Score card only runs¶
from dbos import DBOS
from asqi.config import load_config_file
from asqi.workflow import start_score_card_evaluation
score_cards = [load_config_file("config/score_cards/example_score_card.yaml")]
DBOS.launch()
workflow_id = start_score_card_evaluation(
input_path="demo_results.json",
score_card_configs=score_cards,
output_path="demo_results_with_scores.json",
)
print(f"Score card evaluation workflow: {workflow_id}")
Workflow Customization & Extension¶
Default workflow anatomy¶
run_test_suite_workflow performs these phases inside DBOS:
Validate suite and systems configs, including volume mount safety checks.
Resolve Docker images (pulling if needed) and extract container manifests.
Build an execution queue (
Queue) and run tests with the specified concurrency.Collect
TestExecutionResultobjects, log failures, and produce a JSON-friendly structure.
run_end_to_end_workflow chains the execution workflow with evaluate_score_cards_workflow, which converts the raw dictionaries back into TestExecutionResult instances before running evaluate_score_card.
Custom pre- and post-processing hooks¶
Use the DBOS decorators to compose additional steps around the stock workflow. For example, you can enrich the suite before execution and attach a custom report afterwards.
from copy import deepcopy
from typing import Any, Dict
from dbos import DBOS
from asqi.workflow import run_test_suite_workflow
@DBOS.step()
def inject_preprocessor_tags(suite_config: Dict[str, Any]) -> Dict[str, Any]:
updated = deepcopy(suite_config)
for test in updated.get("test_suite", []):
test.setdefault("params", {})["pre_processor_run"] = True
return updated
@DBOS.step()
def attach_custom_summary(results: Dict[str, Any]) -> Dict[str, Any]:
annotated = results.copy()
annotated["metadata"] = {"processed_by": "my-team", "version": "2025.10"}
return annotated
@DBOS.workflow()
def run_suite_with_hooks(
suite_config: Dict[str, Any],
systems_config: Dict[str, Any],
executor_config: Dict[str, Any],
container_config: ContainerConfig,
) -> Dict[str, Any]:
prepped_suite = inject_preprocessor_tags(suite_config)

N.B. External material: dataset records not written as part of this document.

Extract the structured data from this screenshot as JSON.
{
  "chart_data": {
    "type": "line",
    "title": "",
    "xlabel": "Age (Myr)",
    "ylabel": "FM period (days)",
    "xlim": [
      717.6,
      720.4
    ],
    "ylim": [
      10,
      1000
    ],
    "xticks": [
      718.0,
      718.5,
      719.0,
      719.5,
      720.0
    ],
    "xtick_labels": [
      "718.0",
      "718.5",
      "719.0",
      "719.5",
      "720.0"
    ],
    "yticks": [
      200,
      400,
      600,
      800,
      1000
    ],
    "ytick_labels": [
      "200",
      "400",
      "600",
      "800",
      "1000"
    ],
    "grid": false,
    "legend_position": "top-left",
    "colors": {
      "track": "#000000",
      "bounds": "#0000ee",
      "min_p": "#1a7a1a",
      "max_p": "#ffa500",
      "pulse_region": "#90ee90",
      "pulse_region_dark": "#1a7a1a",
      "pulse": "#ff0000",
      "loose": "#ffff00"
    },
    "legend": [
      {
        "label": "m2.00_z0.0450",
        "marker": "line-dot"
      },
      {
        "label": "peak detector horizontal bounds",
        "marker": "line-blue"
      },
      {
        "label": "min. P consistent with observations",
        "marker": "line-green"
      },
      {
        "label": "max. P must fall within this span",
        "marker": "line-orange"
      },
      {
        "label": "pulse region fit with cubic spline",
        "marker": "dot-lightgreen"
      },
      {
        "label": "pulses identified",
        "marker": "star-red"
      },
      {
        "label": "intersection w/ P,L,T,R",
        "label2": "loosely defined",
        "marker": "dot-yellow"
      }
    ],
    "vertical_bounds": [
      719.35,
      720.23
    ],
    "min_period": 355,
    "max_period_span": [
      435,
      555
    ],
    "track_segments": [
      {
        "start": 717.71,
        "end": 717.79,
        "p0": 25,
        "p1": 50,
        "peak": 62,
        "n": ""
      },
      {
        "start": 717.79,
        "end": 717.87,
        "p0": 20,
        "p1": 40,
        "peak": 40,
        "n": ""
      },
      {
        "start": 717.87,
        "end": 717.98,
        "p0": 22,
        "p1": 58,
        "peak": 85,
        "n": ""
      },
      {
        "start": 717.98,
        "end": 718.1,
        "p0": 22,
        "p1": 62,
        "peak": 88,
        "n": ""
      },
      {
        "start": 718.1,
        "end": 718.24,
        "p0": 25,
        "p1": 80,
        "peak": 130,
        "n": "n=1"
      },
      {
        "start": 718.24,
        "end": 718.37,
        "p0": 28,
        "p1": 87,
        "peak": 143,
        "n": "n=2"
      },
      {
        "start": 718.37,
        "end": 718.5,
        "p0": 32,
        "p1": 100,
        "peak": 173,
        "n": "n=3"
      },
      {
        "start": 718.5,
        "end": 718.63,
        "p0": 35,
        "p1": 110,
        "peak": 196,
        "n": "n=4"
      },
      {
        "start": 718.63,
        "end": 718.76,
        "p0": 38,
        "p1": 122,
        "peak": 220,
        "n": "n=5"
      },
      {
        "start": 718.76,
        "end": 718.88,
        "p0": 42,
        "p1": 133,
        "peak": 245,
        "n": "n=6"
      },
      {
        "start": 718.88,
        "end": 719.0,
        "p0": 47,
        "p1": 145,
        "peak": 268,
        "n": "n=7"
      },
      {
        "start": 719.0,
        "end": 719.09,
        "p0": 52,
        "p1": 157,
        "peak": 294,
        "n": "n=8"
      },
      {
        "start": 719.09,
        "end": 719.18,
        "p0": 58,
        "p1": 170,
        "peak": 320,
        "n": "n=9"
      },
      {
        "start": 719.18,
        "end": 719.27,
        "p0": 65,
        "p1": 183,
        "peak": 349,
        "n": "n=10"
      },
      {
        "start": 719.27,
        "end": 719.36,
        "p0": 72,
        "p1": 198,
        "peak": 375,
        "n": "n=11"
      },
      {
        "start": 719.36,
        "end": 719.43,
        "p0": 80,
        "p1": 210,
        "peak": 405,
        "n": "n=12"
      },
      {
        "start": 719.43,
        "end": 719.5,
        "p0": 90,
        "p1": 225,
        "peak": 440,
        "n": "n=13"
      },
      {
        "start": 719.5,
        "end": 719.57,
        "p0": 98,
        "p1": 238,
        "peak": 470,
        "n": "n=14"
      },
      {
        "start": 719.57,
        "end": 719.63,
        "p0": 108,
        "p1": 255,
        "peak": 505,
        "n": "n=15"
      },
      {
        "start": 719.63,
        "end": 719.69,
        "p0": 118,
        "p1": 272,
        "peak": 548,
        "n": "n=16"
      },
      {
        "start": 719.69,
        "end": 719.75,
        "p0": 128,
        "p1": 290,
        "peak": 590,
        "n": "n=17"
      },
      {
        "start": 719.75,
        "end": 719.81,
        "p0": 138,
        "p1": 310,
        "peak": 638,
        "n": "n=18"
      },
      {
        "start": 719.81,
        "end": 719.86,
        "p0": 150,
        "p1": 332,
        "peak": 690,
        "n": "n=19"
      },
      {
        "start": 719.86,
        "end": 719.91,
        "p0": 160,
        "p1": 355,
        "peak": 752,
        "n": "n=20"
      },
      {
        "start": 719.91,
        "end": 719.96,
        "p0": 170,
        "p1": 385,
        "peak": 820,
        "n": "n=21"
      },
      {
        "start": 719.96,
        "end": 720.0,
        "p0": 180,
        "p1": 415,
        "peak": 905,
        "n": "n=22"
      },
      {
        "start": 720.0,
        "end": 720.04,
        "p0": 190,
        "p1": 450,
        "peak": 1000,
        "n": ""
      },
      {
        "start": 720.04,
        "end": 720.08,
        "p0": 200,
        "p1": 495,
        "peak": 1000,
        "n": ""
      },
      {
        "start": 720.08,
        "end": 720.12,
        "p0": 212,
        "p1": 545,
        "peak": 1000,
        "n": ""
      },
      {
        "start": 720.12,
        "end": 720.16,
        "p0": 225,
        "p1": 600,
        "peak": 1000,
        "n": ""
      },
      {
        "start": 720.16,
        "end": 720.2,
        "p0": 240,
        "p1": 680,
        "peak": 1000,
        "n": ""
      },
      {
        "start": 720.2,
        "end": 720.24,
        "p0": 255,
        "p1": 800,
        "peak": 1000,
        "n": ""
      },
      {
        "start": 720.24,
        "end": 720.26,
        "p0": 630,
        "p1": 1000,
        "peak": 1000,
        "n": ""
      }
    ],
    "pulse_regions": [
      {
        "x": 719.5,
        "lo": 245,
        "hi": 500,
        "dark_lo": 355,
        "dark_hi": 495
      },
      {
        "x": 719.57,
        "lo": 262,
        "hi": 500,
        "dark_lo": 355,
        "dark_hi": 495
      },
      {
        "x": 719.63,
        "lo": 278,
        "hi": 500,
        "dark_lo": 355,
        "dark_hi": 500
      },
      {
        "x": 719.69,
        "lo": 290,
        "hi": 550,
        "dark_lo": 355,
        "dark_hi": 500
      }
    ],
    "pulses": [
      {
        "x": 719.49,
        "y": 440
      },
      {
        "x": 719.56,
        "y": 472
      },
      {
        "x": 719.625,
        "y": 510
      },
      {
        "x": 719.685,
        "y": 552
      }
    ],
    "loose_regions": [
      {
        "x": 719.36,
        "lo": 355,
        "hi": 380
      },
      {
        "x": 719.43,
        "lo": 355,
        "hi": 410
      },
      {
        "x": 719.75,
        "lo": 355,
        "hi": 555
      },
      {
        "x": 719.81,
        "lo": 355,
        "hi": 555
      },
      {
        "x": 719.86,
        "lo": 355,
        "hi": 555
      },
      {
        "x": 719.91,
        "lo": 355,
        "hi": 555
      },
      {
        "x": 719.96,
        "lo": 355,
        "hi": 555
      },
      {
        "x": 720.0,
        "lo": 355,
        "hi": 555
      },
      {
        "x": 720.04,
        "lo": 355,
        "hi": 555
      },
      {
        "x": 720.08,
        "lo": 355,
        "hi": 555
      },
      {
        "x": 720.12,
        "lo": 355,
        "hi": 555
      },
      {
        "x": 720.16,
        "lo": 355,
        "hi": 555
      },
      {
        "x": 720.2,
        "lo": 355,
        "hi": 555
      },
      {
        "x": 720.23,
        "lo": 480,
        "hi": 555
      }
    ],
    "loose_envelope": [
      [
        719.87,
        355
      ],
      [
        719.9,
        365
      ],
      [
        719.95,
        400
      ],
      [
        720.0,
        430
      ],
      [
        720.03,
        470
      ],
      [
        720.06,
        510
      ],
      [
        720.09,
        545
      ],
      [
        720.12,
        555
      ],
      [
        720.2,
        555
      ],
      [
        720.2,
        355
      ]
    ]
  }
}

raw_results = run_test_suite_workflow(
prepped_suite, systems_config, executor_config, container_config
)
return attach_custom_summary(raw_results)
Launch the custom workflow exactly like the built-in one:
handle = DBOS.start_workflow(
run_suite_with_hooks,
suite_cfg,
systems_cfg,
executor_cfg,
container_cfg,
)
customised = handle.get_result()
Extending container behaviour¶
ContainerConfig exposes every argument passed to docker.containers.run. Combine the helpers to tailor execution for a specific test family.
gpu_enabled = ContainerConfig.from_run_params(
device_requests=[{"Driver": "nvidia", "Count": -1, "Capabilities": [["gpu"]]}],
mem_limit="8g",
)
You can also layer image-specific settings by updating container_config.run_params inside a DBOS step before calling run_container_with_args. Remember to clean up any temporary adjustments to avoid leaking state between tests.
Handling results programmatically¶
The score card evaluation pipeline is modular:
convert_test_results_to_objectsturns dictionaries back intoTestExecutionResultinstances.evaluate_score_card(a DBOS step) callsScoreCardEngine.add_score_cards_to_resultsmerges the evaluation output back into the workflow results.
Reuse any of these steps in your own workflow to add bespoke analytics (for example, pushing metrics to a dashboard or enriching results with organisation-specific grading logic).